Masih dalam perspektif yang sama, turut pula disebutkan pula bahwa salah satu by product utama untuk meningkatkan ekuitas sebuah merek adalah meningkatkan loyalitas konsumen terhadap merek (Shimp, 2003:14). Pertumbuhan jangka panjang dan profabilitas amat bergantung pada penciptaan dan peningkatan loyalitas merek (brand loyalty). Loyalitas merek menurut

Rangkuti merupakan inti dari ekuitas merek yang menjadi gagasan sentral dalam

pemasaran karena hal ini merupakan satu ukuran keterkaitan seseorang pada sebuah merek. Loyalitas merek menjadi ukuran seberapa besar kemungkinan konsumen akan pindah ke merek lain. Penciptaan dan peningkatan loyalitas merek akan menghasilkan peningkatan nilai-nilai kepercayaan terhadap merek. (Rangkuti,2004:60).
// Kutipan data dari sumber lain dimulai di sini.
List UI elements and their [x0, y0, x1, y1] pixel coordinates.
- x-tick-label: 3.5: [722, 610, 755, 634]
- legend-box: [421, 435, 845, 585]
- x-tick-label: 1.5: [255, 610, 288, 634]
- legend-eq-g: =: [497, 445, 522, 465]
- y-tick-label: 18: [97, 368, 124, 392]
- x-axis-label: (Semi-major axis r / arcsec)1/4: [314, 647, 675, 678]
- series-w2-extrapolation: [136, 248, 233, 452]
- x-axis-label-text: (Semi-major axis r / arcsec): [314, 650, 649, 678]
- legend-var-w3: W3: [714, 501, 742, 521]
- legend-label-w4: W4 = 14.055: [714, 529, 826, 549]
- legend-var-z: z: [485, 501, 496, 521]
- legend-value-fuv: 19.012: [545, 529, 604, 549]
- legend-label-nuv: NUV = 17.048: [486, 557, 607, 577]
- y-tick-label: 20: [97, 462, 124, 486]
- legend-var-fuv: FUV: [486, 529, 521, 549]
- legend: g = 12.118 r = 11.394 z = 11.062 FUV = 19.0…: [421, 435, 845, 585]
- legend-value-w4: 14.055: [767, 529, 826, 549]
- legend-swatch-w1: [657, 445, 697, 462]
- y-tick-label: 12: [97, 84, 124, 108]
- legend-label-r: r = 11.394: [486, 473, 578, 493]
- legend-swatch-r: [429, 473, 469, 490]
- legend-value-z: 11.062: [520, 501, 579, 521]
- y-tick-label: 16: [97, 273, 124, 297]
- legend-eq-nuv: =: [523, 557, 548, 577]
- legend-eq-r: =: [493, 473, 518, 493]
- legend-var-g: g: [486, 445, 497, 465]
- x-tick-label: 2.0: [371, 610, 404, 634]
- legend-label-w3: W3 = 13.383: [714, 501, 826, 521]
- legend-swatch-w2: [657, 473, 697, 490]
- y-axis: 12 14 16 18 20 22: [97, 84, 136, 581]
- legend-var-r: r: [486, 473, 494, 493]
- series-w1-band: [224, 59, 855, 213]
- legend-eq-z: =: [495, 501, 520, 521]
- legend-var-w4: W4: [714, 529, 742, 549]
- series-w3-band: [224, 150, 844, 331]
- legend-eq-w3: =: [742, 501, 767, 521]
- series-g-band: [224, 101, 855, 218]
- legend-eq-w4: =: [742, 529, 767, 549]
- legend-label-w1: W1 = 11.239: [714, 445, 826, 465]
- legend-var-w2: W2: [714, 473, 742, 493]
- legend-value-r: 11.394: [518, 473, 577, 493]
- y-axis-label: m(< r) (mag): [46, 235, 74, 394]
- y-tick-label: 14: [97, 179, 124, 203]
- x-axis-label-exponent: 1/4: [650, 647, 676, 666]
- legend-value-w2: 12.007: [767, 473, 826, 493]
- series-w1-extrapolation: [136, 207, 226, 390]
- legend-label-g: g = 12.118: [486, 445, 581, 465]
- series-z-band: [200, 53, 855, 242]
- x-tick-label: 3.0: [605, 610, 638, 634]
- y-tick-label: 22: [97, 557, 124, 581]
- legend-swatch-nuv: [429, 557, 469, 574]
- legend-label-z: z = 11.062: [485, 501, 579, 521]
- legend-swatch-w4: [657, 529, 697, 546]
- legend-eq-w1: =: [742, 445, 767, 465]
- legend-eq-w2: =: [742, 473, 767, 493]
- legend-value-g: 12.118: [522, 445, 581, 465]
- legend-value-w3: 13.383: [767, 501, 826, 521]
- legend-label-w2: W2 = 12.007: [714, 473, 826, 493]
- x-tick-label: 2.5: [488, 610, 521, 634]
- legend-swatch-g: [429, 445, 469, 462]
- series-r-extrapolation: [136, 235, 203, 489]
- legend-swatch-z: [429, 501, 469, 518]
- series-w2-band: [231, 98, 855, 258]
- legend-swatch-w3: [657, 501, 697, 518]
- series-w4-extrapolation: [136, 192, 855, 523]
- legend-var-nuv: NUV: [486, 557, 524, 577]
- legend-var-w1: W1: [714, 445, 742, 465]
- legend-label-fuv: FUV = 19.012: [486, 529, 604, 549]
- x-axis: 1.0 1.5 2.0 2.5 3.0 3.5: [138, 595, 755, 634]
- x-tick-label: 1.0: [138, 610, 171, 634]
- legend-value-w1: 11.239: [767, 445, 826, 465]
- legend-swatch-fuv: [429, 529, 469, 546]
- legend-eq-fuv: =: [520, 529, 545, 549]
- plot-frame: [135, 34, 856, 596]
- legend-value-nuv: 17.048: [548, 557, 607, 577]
Loyalitas merek terdiri dari atas lima tingkatan atau kategori sebagai berikut (Rangkuti, The Power of Brand, 2002:63)

6. Tingkat loyalitas yang paling dasar adalah konsumen tidak loyal atau sama sekali tidak tertarik pada merek-merek apapun yang ditawarkan. Dengan demikian, mereka memiliki peranan yang kecil dalam keputusan pembelian. Pada umumnya jenis konsumen seperti ini suka berpindah merek atau disebut tipe konsumen switcher atau price buyer (konsumen yang lebih memperhatikan harga didalam melakukan pembelian)

 

7. Tingkat kedua adalah konsumen yang merasa puas akan produk yang digunakan atau minimal konsumen tidak mengalami kekecewaan. Konsumen tipe ini disebut sebagai pembeli tipe kebiasaan.

8. Tingkat yang ketiga adalah konsumen yang puas, namun memerlukan biaya peralihan, baik dalam waktu, uang atau resiko yang berhubungan dengan upaya untuk melakukan pergantian ke merek lain. Konsumen tipe ini disebut satisfed buyer.

9. Tingkat keempat adalah konsumen yang benar-benar menyukai merek tersebut. Pilihan mereka terhadap suatu merek dilandasi pada asosiasi, seperti simbol, rangkaian pengalaman dalam menggunakannya atau kesan kualitas yang tinggi. Para konsumen pada tingkat ini disebut sahabat merek, karena terdapat perasaan emosional dalam menyukai merek.

10. Tingkat teratas adalah para konsumen yang setia (commited buyers). Konsumen mempunyai kebanggaan dalam menemukan atau menggunakan suatu merek. Merek tersebut sangat penting bagi mereka baik dari segi fungsi, maupun sebagai ekspresi diri mengenai siapa mereka sebenarnya.